How Much Data Can You Store on Sia?
Sia’s first blog post of 2018 made it clear that this is the year they hope to achieve enterprise adoption:
We want companies like Dropbox and Netflix to use Sia to store and distribute their content.
-Zach Herbert, VP of Operations
Before the Dropboxes and Netflixes of the world start moving their data to Sia, the network must work at enterprise-level scale.
So how does Sia scale today? If you install Sia, how much data can you upload to the Sia network? How much does that cost?
We don’t really know.
Why don’t we know Sia’s capacity?
The simple answer is that nobody has tried to find out.
For the first few years of its existence, Sia has struggled with the challenge of building a decentralized storage network that functions at all. It hasn’t left them much time to capture performance metrics.
In addition, testing on the production Sia network is expensive. To test, you have to make real payments to storage sellers.
Performing a single load test might cost hundreds to thousands of dollars. We don’t know exactly how much it will cost, which leads to my next question…
Why don’t we know how much Sia costs?
Sia is decentralized. When clients purchase data on Sia, they’re not purchasing it from a single entity, but rather from a variety of storage sellers, each with their own prices for upload, download, and storage.
The software currently doesn’t offer buyers much control or visibility into costs. It allows them to specify a maximum budget, but that’s about it. As a buyer, you don’t know how much it will cost you to upload a file until you’ve uploaded it.
SiaStats, the excellent Sia metrics monitoring site, generates estimates of storage costs based on available host information:
Because these are only estimates, we don’t know how accurately they reflect real-world usage.
Pushing Sia to the limit
I’m interested in Sia’s limits.
I’m looking for new software projects, and I may build something on top of Sia. But to do that, it’s pretty important for me to know whether its maximum storage is 300 GB or 300 TB. And I’d like to know ahead of time if the cost for storing that data is $3 or $3,000.
To find out the answers, I’m going to perform a rigorous test of Sia’s limits.
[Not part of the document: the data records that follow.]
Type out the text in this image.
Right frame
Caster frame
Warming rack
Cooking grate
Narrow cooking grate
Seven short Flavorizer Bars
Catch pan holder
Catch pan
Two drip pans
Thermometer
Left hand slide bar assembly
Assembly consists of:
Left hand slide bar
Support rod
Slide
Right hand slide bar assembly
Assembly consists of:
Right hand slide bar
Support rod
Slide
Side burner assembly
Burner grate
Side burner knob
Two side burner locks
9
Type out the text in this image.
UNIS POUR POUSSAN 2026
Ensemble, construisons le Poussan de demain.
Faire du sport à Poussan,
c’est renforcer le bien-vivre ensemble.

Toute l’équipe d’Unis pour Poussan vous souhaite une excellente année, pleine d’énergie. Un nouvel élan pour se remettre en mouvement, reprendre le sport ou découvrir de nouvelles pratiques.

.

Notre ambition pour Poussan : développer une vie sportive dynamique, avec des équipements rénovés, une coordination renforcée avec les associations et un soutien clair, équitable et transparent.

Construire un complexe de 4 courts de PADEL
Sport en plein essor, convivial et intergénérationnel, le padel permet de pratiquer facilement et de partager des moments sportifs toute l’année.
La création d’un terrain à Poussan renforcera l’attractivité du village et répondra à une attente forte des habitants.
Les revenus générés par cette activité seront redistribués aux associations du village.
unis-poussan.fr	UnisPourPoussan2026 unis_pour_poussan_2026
I will determine the maximum amount of data I can upload from a single Sia node and measure how much it costs.
I will perform the test using three independent test cases:
Optimal case
In the first test case, I will upload a set of files where each file’s size is exactly 41942760 bytes (~40 MiB).
When Sia processes files for upload, it breaks them into “chunks” of 41942760 bytes. Uploading files that match this size exactly should yield optimal storage capacity.
This test will provide an upper bound on Sia’s performance.
Worst case
In the second test case, I will upload a set of files where each file’s size is exactly 1 byte.
Because Sia uses ~40 MiB data chunks, a file of 1 byte is Sia’s worst case. It causes Sia to generate a ~40 MiB chunk where all but 1 byte is unused space.
This test will provide a lower bound on Sia’s performance.
Real-world data
Unlike the first two tests, which use simulated data to exercise Sia’s limits, the final test will use real-world data.
Whenever I buy a DVD or Blu-ray, I rip the disc image to my local storage server, then encode the video data to MP4 for streaming. I buy a lot of Blu-rays, so I have 4.33 TB of disc data.
I will upload these files to Sia to determine performance on real-world data.
Full test plan
The full test plan is available as a PDF below:
The test plan is open to community feedback until Saturday, Feb. 10th at 12pm ET. If you have suggestions or see gaps in the design, feel free to comment below or send me an email at michael@spaceduck.io.
When the feedback window closes, I will update this post with the final test plan, then perform the test as defined.
Test Outputs
I aim to publish results by Feb. 16th, 2018.
Edit (2018-02-16): Tests are taking a bit longer than I predicted. I’m currently about 70% through test one of three. New ETA for full results is Feb. 25th, 2018. See the metrics collector post for some initial findings.
Edit (2018-02-27): The first test is STILL running. I’m regretting not setting a time limit on it, but I’m going to just let the test run until it either drops below 3 Mbps or hits 10 TiB. It’s currently uploaded over 38,000 files and uploaded 6.186 TiB to the network.
Edit (2018-03-16): First of three test scenarios is complete. See “Sia Load Test Result 1: Worst-Case Scenario.”
To avoid publication bias, I will publish regardless of the outcome, even if results are inconclusive due to measurement error.
The test outputs will include:
- A report detailing the measurements obtained in the load test
- Source code for all testing tools, published on Github under the MIT license
I will provide everything any interested party needs to perform the same tests. These tools will also be reusable in future versions of Sia, allowing the community to benchmark improvements in Sia’s metrics over time.
Funding
The Sia bounty contributors group has generously funded Sia wallets for use in this test. The group will collect any unused funds at the test’s conclusion.
Acknowledgements
Thanks to Luke Champine, David Vorick, James Muller, Salvador Herrera for their contributions to the test plan.